Break

6.6K 1.3K 50
                                    

Adukan susu dalam gelas menciptakan dentingan nyaring di pantry. Bukan hal sulit membuat sarapan. Lelaki yang mengenakan kaus tipis berwarna putih itu sudah terbiasa sendiri. Carmelita tak pernah memanjakannya. Hidup di San Francisco cukup keras. Wanita itu jelas sibuk memperbaiki ekonomi keluarga sejak bercerai. Amiko sendiri memilih melanjutkan pendidikan dan bekerja paruh waktu meski setiap bulan Alfi masih sudi membantu keberlanjutan studi putranya.

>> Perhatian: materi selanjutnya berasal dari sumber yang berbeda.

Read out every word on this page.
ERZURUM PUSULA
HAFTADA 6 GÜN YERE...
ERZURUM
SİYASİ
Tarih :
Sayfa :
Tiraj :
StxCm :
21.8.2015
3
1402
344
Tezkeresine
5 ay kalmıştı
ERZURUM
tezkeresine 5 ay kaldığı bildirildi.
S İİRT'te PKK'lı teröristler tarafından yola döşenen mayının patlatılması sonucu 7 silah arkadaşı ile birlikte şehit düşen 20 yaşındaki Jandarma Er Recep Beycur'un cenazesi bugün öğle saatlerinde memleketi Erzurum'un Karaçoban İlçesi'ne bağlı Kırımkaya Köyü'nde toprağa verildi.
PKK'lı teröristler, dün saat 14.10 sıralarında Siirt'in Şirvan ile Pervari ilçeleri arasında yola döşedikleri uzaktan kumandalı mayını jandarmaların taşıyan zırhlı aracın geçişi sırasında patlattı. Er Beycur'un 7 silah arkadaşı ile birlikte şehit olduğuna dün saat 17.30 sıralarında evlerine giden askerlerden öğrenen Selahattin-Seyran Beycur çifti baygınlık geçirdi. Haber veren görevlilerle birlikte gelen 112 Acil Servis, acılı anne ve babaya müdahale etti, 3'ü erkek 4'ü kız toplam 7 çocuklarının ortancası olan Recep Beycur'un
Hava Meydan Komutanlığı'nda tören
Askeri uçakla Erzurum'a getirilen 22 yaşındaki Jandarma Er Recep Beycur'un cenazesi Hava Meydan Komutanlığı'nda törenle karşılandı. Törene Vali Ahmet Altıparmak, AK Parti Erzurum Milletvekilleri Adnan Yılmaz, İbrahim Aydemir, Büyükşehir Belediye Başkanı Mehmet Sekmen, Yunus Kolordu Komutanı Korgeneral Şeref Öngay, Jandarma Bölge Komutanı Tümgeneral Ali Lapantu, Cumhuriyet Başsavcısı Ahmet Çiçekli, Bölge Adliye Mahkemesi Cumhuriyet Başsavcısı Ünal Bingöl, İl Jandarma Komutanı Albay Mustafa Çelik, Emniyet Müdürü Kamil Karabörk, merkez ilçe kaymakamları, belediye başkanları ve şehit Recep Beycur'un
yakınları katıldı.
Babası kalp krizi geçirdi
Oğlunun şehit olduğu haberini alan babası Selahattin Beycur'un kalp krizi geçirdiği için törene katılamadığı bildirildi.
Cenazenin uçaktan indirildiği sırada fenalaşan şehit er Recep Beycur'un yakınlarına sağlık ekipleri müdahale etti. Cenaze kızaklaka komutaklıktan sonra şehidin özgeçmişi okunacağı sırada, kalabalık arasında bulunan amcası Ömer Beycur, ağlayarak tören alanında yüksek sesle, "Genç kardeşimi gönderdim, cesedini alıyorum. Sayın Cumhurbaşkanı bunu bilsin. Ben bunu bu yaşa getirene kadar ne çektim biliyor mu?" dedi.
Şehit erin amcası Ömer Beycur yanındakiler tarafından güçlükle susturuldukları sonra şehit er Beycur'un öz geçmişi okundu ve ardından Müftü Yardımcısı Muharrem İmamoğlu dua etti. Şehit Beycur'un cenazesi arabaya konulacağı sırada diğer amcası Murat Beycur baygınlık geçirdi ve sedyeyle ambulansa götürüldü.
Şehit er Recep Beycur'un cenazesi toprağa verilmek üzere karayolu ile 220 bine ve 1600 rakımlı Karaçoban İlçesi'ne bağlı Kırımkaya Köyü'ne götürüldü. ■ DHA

Pria berhidung bangir itu menuang kocokan telur di atas teflon, menutupnya dengan dua lembar roti tawar. Ia masih sempat membalik lembaran roti dan mengisinya dengan keju sekaligus beberapa lembar selada serta sedikit mayo dan saus tomat. Namun, aksinya itu terjeda sejenak begitu ponsel di saku celana hitamnya berdenting dua kali. Amiko segera mematikan api.

"Please, Mike, aku dan Jhonson tidak bisa membujuk George. Dia sudah dua hari tidur di apartemen Carmelita. George berkeras akan menunggumu sampai pulang."

Amiko terdiam menatap pesan dari Emma. Beberapa hari ini George mulai berontak. Kerap memaksa ibunya untuk kembali menemui Amiko, membuat Jhonson mulai pesimis bisa meraih hati bocah berusia empat tahun itu. Menemui Emma dan George bukan perkara mudah. Ia harus membicarakan ini bersama Mei dengan kepala dingin.

Amiko mengembuskan napas kasar seraya mengedikkan bahu dan meletakkan ponsel ke meja pantry sedikit kasar. Ia pusing. Rasanya tidak etis membicarakan ini sekarang sebab Mei baru saja pulang dari rumah sakit kemarin. Lelaki berambut cokelat itu meraih piring dan meletakkannya di atas nampan. Nanti saja dipikirkan lagi. Mei menunggu sarapannya.

***

Kesibukan Mei mencoret beberapa deret angka di kalender dengan tinta merah terhenti. Pesan dari nomor tak dikenal yang berisi perihal penjualan apartemen bermunculan. Agaknya sudah ada empat orang yang menghubungi Mei dua hari ini. Brian sepertinya menyerahkan semua urusan penjualan apartemen padanya secara sepihak. Lelaki itu bahkan belum menjelaskan maksudnya berbuat sedemikian nekat di kelab malam beberapa hari lalu.

Mei menggigit bibir. Ia pusing. Rasanya tak etis mengajak Amiko menemani menemui Brian demi membicarakan masalah apartemen penuh sengketa setelah apa yang terjadi. Suaminya jelas masih marah besar pada Brian. Mei menyugar rambut panjangnya. Ia menghela napas panjang bertepatan dengan Amiko masuk membawa nampan berisi sarapan.

"Waw, kamu bikin sendiri?" Mei menerima uluran segelas susu hangat setelah meletakkan kalender dan ponsel di pangkuan ke sisi tempat tidur.

Amiko mengedik sembari berkelakar, "Enggak, aku beli di Amerika makanya lama."

Mei mengerling tak percaya. "Naik permadani Aladin?"

Amiko menahan tawa dan Mei suka. Lelaki ini selalu menahan tawa tanpa mengalihkan pandangan dari lawan bicara.

"Kalau naik permadani, aku pasti ajakin kamu, Mei."

Lalu, tawa kecil terdengar dari keduanya.

"Apa kabar George? Sepertinya ada hal penting yang aku lewatkan."

Amiko mengembuskan napas panjang seraya merebahkan diri ke ranjang. Raut penyesalan itu muncul. Mei memang ingin menanyakan ini sejak kemarin. Sebab akhir-akhir ini Emma kerap menelepon. Mei urung menyentuh sarapan. Ia meletakkan kembali gelas susu ke nampan yang tergeletak di nakas.

"Sudah dua hari dia tidur di rumah Mama. Emma dan Jhonson tak sanggup membujuknya pulang." Manik cokelat Amiko menerawang ke langit-langit kamar.

Mei sama merebahkan diri di sisinya. Sama-sama menatap langit-langit kamar. "Sepertinya ... kita perlu menyelesaikan semua masalah dari masa lalu."

Amiko mengangguk setuju. "Aku pikir juga begitu."

Mei memiringkan tubuh, menatap lekat pada wajah yang sedang gamang. Mungkin cuma ini jalan satu-satunya yang harus mereka tempuh. Jalan untuk menguji bahwa Amiko dan Mei sanggup menjaga komitmen. Untuk menjaga komitmen itu, keduanya perlu membereskan segala gangguan dari masa lalu.